Ainsi, c’est par le détour de la fiction que Jia Zhang-Ke retrouve le réel du documentaire. La succession des faits divers qui s’étalent du Shanxi au Nord de la Chine jusqu’à Guangdong au Sud deviennent le prétexte à une traversée du pays et à l’observation de ses inégalités les plus criantes, des villages de campagne désertés aux ville-dortoirs saturées d’usines. Le cinéaste poursuit ainsi ses observations d’une Chine à deux vitesses où l’ultra-capitalisme entraîne des disparités sociales et économiques qui poussent à l’explosion de la société. Pour Jia Zhang-Ke, la violence fondamentale qui a mis le feu aux poudres, c’est l’implantation du capitalisme (voir ce plan particulièrement symbolique et d’une crudité brutale où Xiaoyu se fait humilier par un homme qui la frappe avec une liasse de billets) : le capitalisme ravage le pays, il défigure les paysages, concentre les populations ou les oblige à partir, secrète l’injustice en suscitant les disparités économiques et la quête individualiste de l’argent. « Il n’y a plus de justice ! » s’exclame Dahai, l’un des quatre anti-héros d’A touch of sin. Ouvrier de l’ancienne génération qui a connu le communisme, Dahai, dont le patron a vendu contre des pots-de-vin la mine publique à une entreprise privée, se lance dans une quête vengeresse pour faire justice lui-même. Figure héroï-comique, l’ouvrier pathétique s’improvise justicier vigilante et fait basculer la chronique sociale vers le film de genre.

A Touch Sin

A touch of sin (titre calqué sur le film de sabre A touch of zen de King Hu) se révèle ainsi structuré autour de tensions subtiles, quasi-imperceptibles, entre fiction et documentaire, entre film de genre et réalisme social, à l’image de la Chine que le metteur en scène filme et qui est déchirée entre ses « idéaux » communistes et sa politique ultra-capitaliste. Dans A touch of sin, la statue de Mao et les monuments historiques jurent avec les buildings et les infrastructures modernes; les uniformes soviétiques des escort girls de luxe détonent avec les costumes des entrepreneurs hong-kongais et taïwanais; de même, l’auscultation documentaire de la société chinoise se trouve violentée par l’intrusion toujours brutale de la violence et avec elle du film de genre (voir la séquence surprenante où Xiaoyu, d’un coup d’un seul, se met à taillader ses agresseurs tandis que la mise en scène parodie les effets de style et de caméra d’un authentique wu xia pian). La brutalité des scènes de violence se double alors d’une tonalité quasi burlesque, comme si le réel dépassait la fiction, la faisait voler en éclat, égarant du même coup le spectateur sidéré. Ainsi, l’intrusion brutale des codes stylistiques du cinéma de genre apparaît presque comme une dénégation de la part du metteur en scène : « vous croyez que c’est du cinéma ? Et bien non, c’est la réalité que vous observez ! ». Tel un joueur de billard jouant avec la bande pour mettre dans le mille, Jia Zhang-Ke touche le réel de plein fouet en passant par le truchement de la fiction.

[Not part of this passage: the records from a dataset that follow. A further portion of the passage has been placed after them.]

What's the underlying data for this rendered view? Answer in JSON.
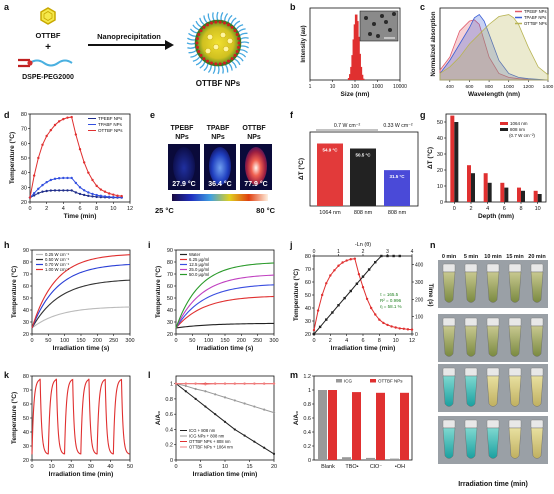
{
  "panel_letters": [
    "a",
    "b",
    "c",
    "d",
    "e",
    "f",
    "g",
    "h",
    "i",
    "j",
    "k",
    "l",
    "m",
    "n"
  ],
  "panel_a": {
    "molecule_label": "OTTBF",
    "plus": "+",
    "polymer_label": "DSPE-PEG2000",
    "arrow_label": "Nanoprecipitation",
    "product_label": "OTTBF NPs"
  },
  "panel_e": {
    "labels": [
      "TPEBF\nNPs",
      "TPABF\nNPs",
      "OTTBF\nNPs"
    ],
    "label_lines": [
      [
        "TPEBF",
        "NPs"
      ],
      [
        "TPABF",
        "NPs"
      ],
      [
        "OTTBF",
        "NPs"
      ]
    ],
    "temperatures": [
      "27.9 °C",
      "36.4 °C",
      "77.9 °C"
    ],
    "scale_min": "25 °C",
    "scale_max": "80 °C"
  },
  "panel_n": {
    "time_labels": [
      "0 min",
      "5 min",
      "10 min",
      "15 min",
      "20 min"
    ],
    "row_labels": [
      "OTTBF NPs",
      "OTTBF NPs",
      "ICG",
      "ICG NPs"
    ],
    "group_labels": [
      "1064 nm",
      "808 nm"
    ],
    "xlabel": "Irradiation time (min)"
  },
  "chart_data": [
    {
      "panel": "b",
      "type": "bar",
      "xlabel": "Size (nm)",
      "ylabel": "Intensity (au)",
      "xscale": "log",
      "xlim": [
        1,
        10000
      ],
      "xticks": [
        "1",
        "10",
        "100",
        "1000",
        "10000"
      ],
      "x": [
        55,
        62,
        70,
        79,
        89,
        100,
        113,
        127,
        143,
        161,
        182,
        205,
        231
      ],
      "values": [
        3,
        9,
        20,
        38,
        62,
        85,
        100,
        90,
        66,
        40,
        20,
        8,
        2
      ],
      "inset": "TEM image"
    },
    {
      "panel": "c",
      "type": "area",
      "xlabel": "Wavelength (nm)",
      "ylabel": "Normalized absorption",
      "xlim": [
        300,
        1400
      ],
      "xticks": [
        400,
        600,
        800,
        1000,
        1200,
        1400
      ],
      "legend_position": "top-right",
      "series": [
        {
          "name": "TPEBF NPs",
          "color": "#e05a6a",
          "x": [
            300,
            400,
            500,
            600,
            650,
            700,
            750,
            800,
            900,
            1000,
            1100,
            1200,
            1400
          ],
          "y": [
            0.15,
            0.35,
            0.75,
            0.9,
            0.92,
            0.85,
            0.6,
            0.35,
            0.1,
            0.04,
            0.02,
            0.01,
            0.0
          ]
        },
        {
          "name": "TPABF NPs",
          "color": "#3b5fd6",
          "x": [
            300,
            400,
            500,
            600,
            650,
            700,
            750,
            800,
            900,
            1000,
            1100,
            1200,
            1400
          ],
          "y": [
            0.1,
            0.3,
            0.55,
            0.8,
            0.95,
            1.0,
            0.9,
            0.7,
            0.3,
            0.1,
            0.04,
            0.02,
            0.0
          ]
        },
        {
          "name": "OTTBF NPs",
          "color": "#b8b454",
          "x": [
            300,
            400,
            500,
            600,
            700,
            800,
            900,
            1000,
            1050,
            1100,
            1200,
            1300,
            1400
          ],
          "y": [
            0.1,
            0.2,
            0.35,
            0.55,
            0.7,
            0.85,
            0.97,
            1.0,
            0.95,
            0.85,
            0.5,
            0.2,
            0.08
          ]
        }
      ]
    },
    {
      "panel": "d",
      "type": "line",
      "xlabel": "Time (min)",
      "ylabel": "Temperature (°C)",
      "xlim": [
        0,
        12
      ],
      "ylim": [
        20,
        80
      ],
      "xticks": [
        0,
        2,
        4,
        6,
        8,
        10,
        12
      ],
      "yticks": [
        20,
        30,
        40,
        50,
        60,
        70,
        80
      ],
      "legend_position": "top-right",
      "x": [
        0,
        0.5,
        1,
        1.5,
        2,
        2.5,
        3,
        3.5,
        4,
        4.5,
        5,
        5.5,
        6,
        6.5,
        7,
        7.5,
        8,
        8.5,
        9,
        9.5,
        10,
        10.5,
        11
      ],
      "series": [
        {
          "name": "TPEBF NPs",
          "color": "#1f2d8a",
          "values": [
            23,
            24.5,
            26,
            27,
            27.5,
            27.8,
            27.9,
            27.9,
            27.9,
            27.9,
            27.9,
            26.5,
            25.5,
            24.8,
            24.2,
            23.8,
            23.5,
            23.3,
            23.2,
            23.1,
            23,
            23,
            23
          ]
        },
        {
          "name": "TPABF NPs",
          "color": "#3350e0",
          "values": [
            23,
            26,
            29,
            31.5,
            33.5,
            35,
            35.8,
            36.2,
            36.4,
            36.4,
            36.4,
            33,
            30,
            28,
            26.5,
            25.5,
            24.7,
            24.2,
            23.8,
            23.5,
            23.3,
            23.2,
            23.1
          ]
        },
        {
          "name": "OTTBF NPs",
          "color": "#e03030",
          "values": [
            23,
            38,
            50,
            59,
            65,
            69,
            72.5,
            75,
            76.5,
            77.5,
            77.9,
            66,
            56,
            47,
            40,
            35,
            31,
            28.5,
            27,
            25.8,
            25,
            24.3,
            24
          ]
        }
      ]
    },
    {
      "panel": "f",
      "type": "bar",
      "ylabel": "ΔT (°C)",
      "categories": [
        "1064 nm",
        "808 nm",
        "808 nm"
      ],
      "values": [
        54.9,
        50.5,
        31.5
      ],
      "data_labels": [
        "54.9 °C",
        "50.5 °C",
        "31.5 °C"
      ],
      "group_labels": [
        "0.7 W cm⁻²",
        "0.33 W cm⁻²"
      ],
      "colors": [
        "#e23a3a",
        "#222222",
        "#4a4ad8"
      ]
    },
    {
      "panel": "g",
      "type": "bar",
      "xlabel": "Depth (mm)",
      "ylabel": "ΔT (°C)",
      "xticks": [
        0,
        2,
        4,
        6,
        8,
        10
      ],
      "yticks": [
        0,
        10,
        20,
        30,
        40,
        50
      ],
      "ylim": [
        0,
        55
      ],
      "legend_position": "top-right",
      "legend_note": "(0.7 W cm⁻²)",
      "categories": [
        0,
        2,
        4,
        6,
        8,
        10
      ],
      "series": [
        {
          "name": "1064 nm",
          "color": "#e03030",
          "values": [
            54,
            23,
            18,
            12,
            9,
            7
          ]
        },
        {
          "name": "808 nm",
          "color": "#222222",
          "values": [
            50,
            18,
            12,
            9,
            7,
            5
          ]
        }
      ]
    },
    {
      "panel": "h",
      "type": "line",
      "xlabel": "Irradiation time (s)",
      "ylabel": "Temperature (°C)",
      "xlim": [
        0,
        300
      ],
      "ylim": [
        20,
        90
      ],
      "xticks": [
        0,
        50,
        100,
        150,
        200,
        250,
        300
      ],
      "yticks": [
        20,
        30,
        40,
        50,
        60,
        70,
        80,
        90
      ],
      "legend_position": "top-left",
      "series": [
        {
          "name": "0.25 W cm⁻²",
          "color": "#bbbbbb",
          "final": 43,
          "rate": 0.012
        },
        {
          "name": "0.50 W cm⁻²",
          "color": "#333333",
          "final": 66,
          "rate": 0.012
        },
        {
          "name": "0.70 W cm⁻²",
          "color": "#2a3fd6",
          "final": 79,
          "rate": 0.013
        },
        {
          "name": "1.00 W cm⁻²",
          "color": "#e03030",
          "final": 87,
          "rate": 0.014
        }
      ]
    },
    {
      "panel": "i",
      "type": "line",
      "xlabel": "Irradiation time (s)",
      "ylabel": "Temperature (°C)",
      "xlim": [
        0,
        300
      ],
      "ylim": [
        20,
        90
      ],
      "xticks": [
        0,
        50,
        100,
        150,
        200,
        250,
        300
      ],
      "yticks": [
        20,
        30,
        40,
        50,
        60,
        70,
        80,
        90
      ],
      "legend_position": "top-left",
      "series": [
        {
          "name": "Water",
          "color": "#222222",
          "final": 29,
          "rate": 0.01
        },
        {
          "name": "6.25 μg/ml",
          "color": "#e03030",
          "final": 52,
          "rate": 0.012
        },
        {
          "name": "12.5 μg/ml",
          "color": "#3a4ee0",
          "final": 62,
          "rate": 0.012
        },
        {
          "name": "25.0 μg/ml",
          "color": "#c040c0",
          "final": 70,
          "rate": 0.013
        },
        {
          "name": "50.0 μg/ml",
          "color": "#2a9a2a",
          "final": 80,
          "rate": 0.014
        }
      ]
    },
    {
      "panel": "j",
      "type": "line",
      "xlabel": "Irradiation time (min)",
      "ylabel": "Temperature (°C)",
      "top_xlabel": "-Ln (θ)",
      "right_ylabel": "Time (s)",
      "xlim": [
        0,
        12
      ],
      "ylim": [
        20,
        80
      ],
      "xticks": [
        0,
        2,
        4,
        6,
        8,
        10,
        12
      ],
      "yticks": [
        20,
        30,
        40,
        50,
        60,
        70,
        80
      ],
      "top_xticks": [
        0,
        1,
        2,
        3,
        4
      ],
      "right_yticks": [
        0,
        100,
        200,
        300,
        400
      ],
      "annotations": [
        "τ = 165.5",
        "R² = 0.996",
        "η = 58.1 %"
      ],
      "temperature": {
        "color": "#e03030",
        "x": [
          0,
          0.5,
          1,
          1.5,
          2,
          2.5,
          3,
          3.5,
          4,
          4.5,
          5,
          5.5,
          6,
          6.5,
          7,
          7.5,
          8,
          8.5,
          9,
          9.5,
          10,
          10.5,
          11,
          11.5,
          12
        ],
        "y": [
          23,
          38,
          50,
          59,
          65,
          69,
          72.5,
          75,
          76.5,
          77.5,
          77.9,
          66,
          56,
          47,
          40,
          35,
          31,
          28.5,
          27,
          25.8,
          25,
          24.3,
          24,
          23.6,
          23.4
        ]
      },
      "fit": {
        "color": "#222222",
        "lnx": [
          0,
          0.25,
          0.5,
          0.75,
          1,
          1.25,
          1.5,
          1.75,
          2,
          2.25,
          2.5,
          2.75,
          3,
          3.25,
          3.5
        ],
        "time": [
          0,
          41,
          83,
          124,
          166,
          207,
          248,
          290,
          331,
          372,
          414,
          455,
          497,
          538,
          580
        ]
      }
    },
    {
      "panel": "k",
      "type": "line",
      "xlabel": "Irradiation time (min)",
      "ylabel": "Temperature (°C)",
      "xlim": [
        0,
        50
      ],
      "ylim": [
        20,
        80
      ],
      "xticks": [
        0,
        10,
        20,
        30,
        40,
        50
      ],
      "yticks": [
        20,
        30,
        40,
        50,
        60,
        70,
        80
      ],
      "color": "#e03030",
      "cycles": 6,
      "cycle_length_min": 8.3,
      "max_temperature": 78,
      "min_temperature": 24
    },
    {
      "panel": "l",
      "type": "line",
      "xlabel": "Irradiation time (min)",
      "ylabel": "A/A₀",
      "xlim": [
        0,
        20
      ],
      "ylim": [
        0,
        1.1
      ],
      "xticks": [
        0,
        5,
        10,
        15,
        20
      ],
      "yticks": [
        0,
        0.2,
        0.4,
        0.6,
        0.8,
        1.0
      ],
      "legend_position": "bottom-left",
      "x": [
        0,
        2,
        4,
        6,
        8,
        10,
        12,
        14,
        16,
        18,
        20
      ],
      "series": [
        {
          "name": "ICG + 808 nm",
          "color": "#222222",
          "values": [
            1,
            0.9,
            0.8,
            0.7,
            0.6,
            0.5,
            0.4,
            0.32,
            0.24,
            0.16,
            0.08
          ]
        },
        {
          "name": "ICG NPs + 808 nm",
          "color": "#999999",
          "values": [
            1,
            0.97,
            0.93,
            0.9,
            0.86,
            0.82,
            0.78,
            0.74,
            0.7,
            0.66,
            0.62
          ]
        },
        {
          "name": "OTTBF NPs + 808 nm",
          "color": "#e03030",
          "values": [
            1,
            1,
            1,
            1,
            1,
            1,
            1,
            1,
            1,
            1,
            1
          ]
        },
        {
          "name": "OTTBF NPs + 1064 nm",
          "color": "#f08080",
          "values": [
            1,
            1,
            1,
            0.99,
            1,
            1,
            1,
            1,
            1,
            1,
            1
          ]
        }
      ]
    },
    {
      "panel": "m",
      "type": "bar",
      "ylabel": "A/A₀",
      "ylim": [
        0,
        1.2
      ],
      "yticks": [
        0,
        0.2,
        0.4,
        0.6,
        0.8,
        1.0,
        1.2
      ],
      "legend_position": "top",
      "categories": [
        "Blank",
        "TBO•",
        "ClO⁻",
        "•OH"
      ],
      "series": [
        {
          "name": "ICG",
          "color": "#999999",
          "values": [
            1,
            0.04,
            0.03,
            0.02
          ]
        },
        {
          "name": "OTTBF NPs",
          "color": "#e03030",
          "values": [
            1,
            0.97,
            0.96,
            0.96
          ]
        }
      ]
    }
  ]
}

A l’image des faits divers qui font du film une mosaïque sur la Chine, A touch of sin apparaît ainsi comme une pièce supplémentaire dans la filmographie de Jia Zhang-Ke. Depuis la fin des années 90, le cinéaste compose une oeuvre cinématographique majeure qui tout en suivant avec acuité les métamorphoses de son pays, explore toutes les possibilités du médium cinématographique dans sa capacité à produire un discours sur le réel, à en capter les lents bouleversements, les courants insidieux, les mutations soudaines. Oeuvre rageuse, A touch of sin teinte le tableau composé jusqu’ici par Jia Zhang-Ke d’une odeur de souffre. Il le parfume de scandale et d’indignation.

 

Romaric B.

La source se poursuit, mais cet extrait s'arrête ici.